Contact: Alan Barber, (202) 293-5380 x115
Washington, DC – When the Federal Reserve’s Federal Open Market Committee meets next week, higher interest rates are sure to be on the agenda. In an effort to reduce unemployment in the wake of the recession, the Fed has held rates at historic lows. Some observers believe that the economy has recovered sufficiently to raise rates at some point this year. While the unemployment rate has fallen since the highs of the recession, a new paper from the Center for Economic and Policy Research indicates that the labor market is still far from a full recovery.
The report, “Measuring Recovery: Why the Prime-Age EPOP Ratio Tells Us Not to Raise Rates,” examines the employment-to-population (EPOP) ratio for working people between the ages of 25 to 54. This is the period of people’s lives that they are most likely to be employed. By looking at these “prime-age” workers, the author is able to eliminate problems with the Bureau of Labor Statistics definition of employment and the changing age distribution of the population.
“The prime-age EPOP has risen steadily since the recession,” said Nicholas Buffie, a CEPR Research Assistant. “But at this point, the EPOP ratio for these workers shows that the labor market has just made up 48 percent of the employment lost during the recession.”
In addition to looking at the overall EPOP ratio for these workers, Buffie also breaks out the employment data by race and gender. For instance, he notes that while men experienced a greater drop in employment during the recession, they also recovered a greater percentage of their lost unemployment, meaning that as of March of 2015, men and women had seen nearly equivalent net employment losses since December of 2007.
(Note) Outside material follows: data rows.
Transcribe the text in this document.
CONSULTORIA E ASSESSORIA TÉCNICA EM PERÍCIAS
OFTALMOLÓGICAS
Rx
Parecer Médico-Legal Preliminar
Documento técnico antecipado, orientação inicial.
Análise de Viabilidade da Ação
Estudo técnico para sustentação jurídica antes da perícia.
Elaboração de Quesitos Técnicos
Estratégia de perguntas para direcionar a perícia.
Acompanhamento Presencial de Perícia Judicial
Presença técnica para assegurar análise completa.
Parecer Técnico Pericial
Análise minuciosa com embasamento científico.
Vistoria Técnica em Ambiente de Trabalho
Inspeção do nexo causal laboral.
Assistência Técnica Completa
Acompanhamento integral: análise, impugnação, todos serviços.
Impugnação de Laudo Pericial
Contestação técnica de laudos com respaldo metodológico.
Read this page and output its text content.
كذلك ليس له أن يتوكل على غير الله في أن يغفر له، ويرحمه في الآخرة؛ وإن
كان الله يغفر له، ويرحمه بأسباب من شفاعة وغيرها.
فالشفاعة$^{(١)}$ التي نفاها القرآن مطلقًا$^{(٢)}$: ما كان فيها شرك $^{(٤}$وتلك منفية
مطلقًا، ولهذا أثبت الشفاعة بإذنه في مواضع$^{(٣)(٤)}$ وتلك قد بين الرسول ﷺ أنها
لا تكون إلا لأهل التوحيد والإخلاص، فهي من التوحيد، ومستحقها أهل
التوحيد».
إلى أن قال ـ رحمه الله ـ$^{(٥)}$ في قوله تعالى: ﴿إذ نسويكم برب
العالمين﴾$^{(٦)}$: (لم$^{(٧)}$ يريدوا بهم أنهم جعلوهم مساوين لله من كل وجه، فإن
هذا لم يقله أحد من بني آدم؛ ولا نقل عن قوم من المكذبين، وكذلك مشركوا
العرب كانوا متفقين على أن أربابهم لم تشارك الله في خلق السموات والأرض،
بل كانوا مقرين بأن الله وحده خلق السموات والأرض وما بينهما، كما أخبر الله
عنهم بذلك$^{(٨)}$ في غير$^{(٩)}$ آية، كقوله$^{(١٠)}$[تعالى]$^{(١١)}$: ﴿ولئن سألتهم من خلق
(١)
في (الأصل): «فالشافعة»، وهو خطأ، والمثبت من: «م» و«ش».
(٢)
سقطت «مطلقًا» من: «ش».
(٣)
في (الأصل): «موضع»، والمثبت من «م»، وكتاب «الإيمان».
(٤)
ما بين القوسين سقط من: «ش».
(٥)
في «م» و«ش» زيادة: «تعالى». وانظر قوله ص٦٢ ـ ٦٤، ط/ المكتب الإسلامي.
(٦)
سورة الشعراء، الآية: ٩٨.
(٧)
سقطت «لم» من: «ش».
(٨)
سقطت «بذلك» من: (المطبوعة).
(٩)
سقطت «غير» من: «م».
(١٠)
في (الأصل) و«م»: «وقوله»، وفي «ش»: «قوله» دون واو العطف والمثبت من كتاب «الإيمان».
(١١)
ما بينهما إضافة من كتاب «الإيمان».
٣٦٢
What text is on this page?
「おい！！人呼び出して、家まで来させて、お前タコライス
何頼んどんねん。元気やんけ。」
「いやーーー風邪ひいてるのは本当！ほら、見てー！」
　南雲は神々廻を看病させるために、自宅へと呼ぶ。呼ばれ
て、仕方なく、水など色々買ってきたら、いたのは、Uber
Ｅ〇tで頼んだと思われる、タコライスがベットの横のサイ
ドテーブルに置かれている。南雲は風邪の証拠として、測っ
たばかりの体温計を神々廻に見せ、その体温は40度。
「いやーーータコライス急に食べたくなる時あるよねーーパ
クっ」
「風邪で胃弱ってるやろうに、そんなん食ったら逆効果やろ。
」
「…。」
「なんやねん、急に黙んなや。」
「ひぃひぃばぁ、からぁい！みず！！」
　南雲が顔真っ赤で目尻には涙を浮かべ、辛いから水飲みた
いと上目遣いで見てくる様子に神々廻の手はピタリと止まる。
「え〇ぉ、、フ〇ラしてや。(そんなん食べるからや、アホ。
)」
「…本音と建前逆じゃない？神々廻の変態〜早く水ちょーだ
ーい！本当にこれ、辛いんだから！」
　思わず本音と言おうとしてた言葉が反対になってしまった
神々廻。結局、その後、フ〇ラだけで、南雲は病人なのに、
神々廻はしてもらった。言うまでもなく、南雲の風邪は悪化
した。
In terms of race, African Americans have fared significantly worse than other groups. The EPOP for African Americans remains a full 4.3 percentage points away from recovering jobs lost to the recession. Latinos have experienced the strongest recovery with their EPOP recovering 57 percent of the decline from the recession. The weakest recovery has been among Asian Americans with just 15 percent of the drop recouped, although this group did see the smallest initial decline.
The evidence based on an examination of EPOPs is clear: The labor market is still far from recovery. Acting to raise interest rates now would further slow the economy’s growth and delay a return to pre-recession levels of employment.